In his blog on CiF yesterday, Professor Geoffrey Alderman had this to say of Hazel Blears’ intervention in the Daud Abdullah affair:
“All that she has achieved by her ill-considered letter is to give publicity to a document, crafted in Istanbul, that might otherwise have been consigned (along with numerous similar declamations) to the dustbin of history.”
I can’t agree with him. Hazel Blears’ action was both appropriate and necessary.
I follow the MCB and Daud Abdullah very closely. Both have been working hard to promote Hamas and other genocidal antisemitic movements, and to make support for these terrorist groups, a uncontroversial and central part not only of its own politics, but a sine qua non of a “Left wing” and “progressive” politics.
They have been very successful.
We are already at a stage in which a blind eye is turned to illegal fundraising for Hamas. Indeed, Hamas supporters are being put forward – and accepted – as interlocutors for the British Muslim community.

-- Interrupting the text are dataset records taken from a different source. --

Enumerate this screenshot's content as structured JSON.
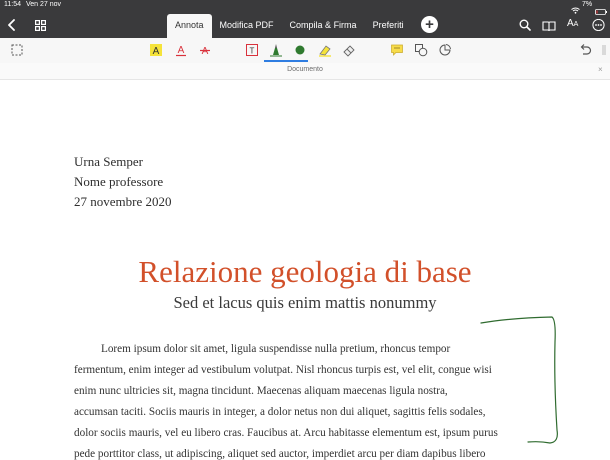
{
  "status": {
    "time": "11:54",
    "date": "Ven 27 nov",
    "battery": "7%"
  },
  "tabs": [
    "Annota",
    "Modifica PDF",
    "Compila & Firma",
    "Preferiti"
  ],
  "aa": {
    "big": "A",
    "small": "A"
  },
  "document_bar": {
    "title": "Documento",
    "close": "×"
  },
  "document": {
    "author": "Urna Semper",
    "professor": "Nome professore",
    "date": "27 novembre 2020",
    "title": "Relazione geologia di base",
    "subtitle": "Sed et lacus quis enim mattis nonummy",
    "paragraph_lines": [
      "Lorem ipsum dolor sit amet, ligula suspendisse nulla pretium, rhoncus tempor",
      "fermentum, enim integer ad vestibulum volutpat. Nisl rhoncus turpis est, vel elit, congue wisi",
      "enim nunc ultricies sit, magna tincidunt. Maecenas aliquam maecenas ligula nostra,",
      "accumsan taciti. Sociis mauris in integer, a dolor netus non dui aliquet, sagittis felis sodales,",
      "dolor sociis mauris, vel eu libero cras. Faucibus at. Arcu habitasse elementum est, ipsum purus",
      "pede porttitor class, ut adipiscing, aliquet sed auctor, imperdiet arcu per diam dapibus libero"
    ]
  },
  "colors": {
    "topbar": "#3a3a3c",
    "title": "#d2502a",
    "highlight_yellow": "#f5e33a",
    "text_red": "#d9323c",
    "pen_green": "#2f7a2f",
    "selection_blue": "#2f7de1",
    "ink_annotation": "#2f6b2f"
  },
  "icons": {
    "back": "chevron-left-icon",
    "grid": "grid-icon",
    "search": "search-icon",
    "book": "book-icon",
    "more": "more-icon"
  }
}
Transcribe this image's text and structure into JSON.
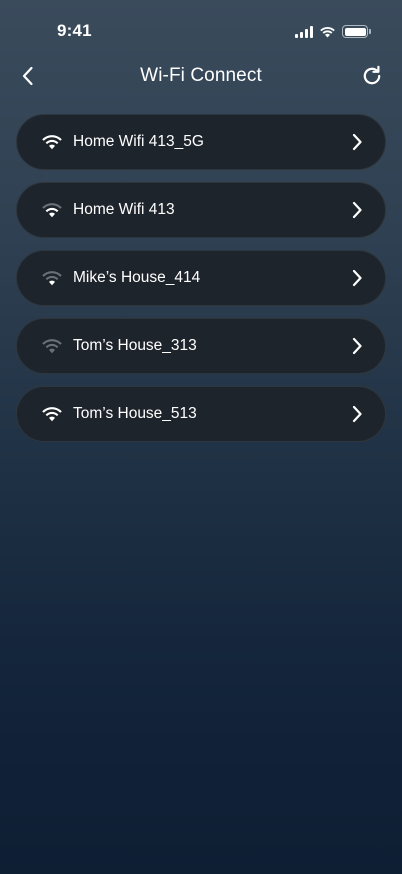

There is, in fact, a battle going on between anti-racists in the Cabinet, and pro-Islamists. The anti-racists have won. One of the reasons that they have won is that it has now become clear that the “voices of moderation” at home are in fact frothing nutters and terrorist supporters the minute they leave the UK.
This Istanbul Declaration was not low profile. It was absolutely all over the Islamist internet. It was presented in the form of a religious ruling. It was a direct incitement to terrorism, aimed at an audience of terrorists. It speaks in terms of “The obligation of the Islamic Nation”. To put it bluntly: a jihadist Muslim, reading this Declaration, will take it as an instruction to engage in terrorism. That is a hugely serious matter.
Very many nice concerned liberals might, mistakenly, have thought that Daud Abdullah was a champion of the oppressed, rather than a vicious bigot and supporter of terrorism. But now we have all seen the Istanbul Declaration, and can see what Daud Abdullah truely stands for. It is important that faux-moderates be exposed, and the publication of the Declaration, bolstered by the Government’s robust stance, has ensured that this has happened.
The Government should not dictate to the MCB as to who it has as officeholders, certainly. However the MCB cannot expect to be treated as an interlocutor with Government if it has an officeholder who declares his support for terrorism. That is all Hazel Blears has said, and I applaud her for saying it.
Geoffrey Alderman raises, as an example of the bad consequences that might follow from Blears’ decision, the following hypothetical:
“Campaigning is presently under way for the presidency and other offices of the Board of Deputies of British Jews. Are we to take it that Blears will not engage with anyone who has expressed support for Jewish settlements in Judea and Samaria, which the UK government regards as illegal?”
I also regard those settlements as illegal. I would not support anybody who argued otherwise. I would strongly oppose such a ‘spokesman’, and make it very clear that they did not speak for me.
There is however a very clear line to be drawn between agreeing with a particular policy of the Israeli government, and signing a declaration which directly calls upon Muslims, as a matter of religious duty, to commit acts of terrorism.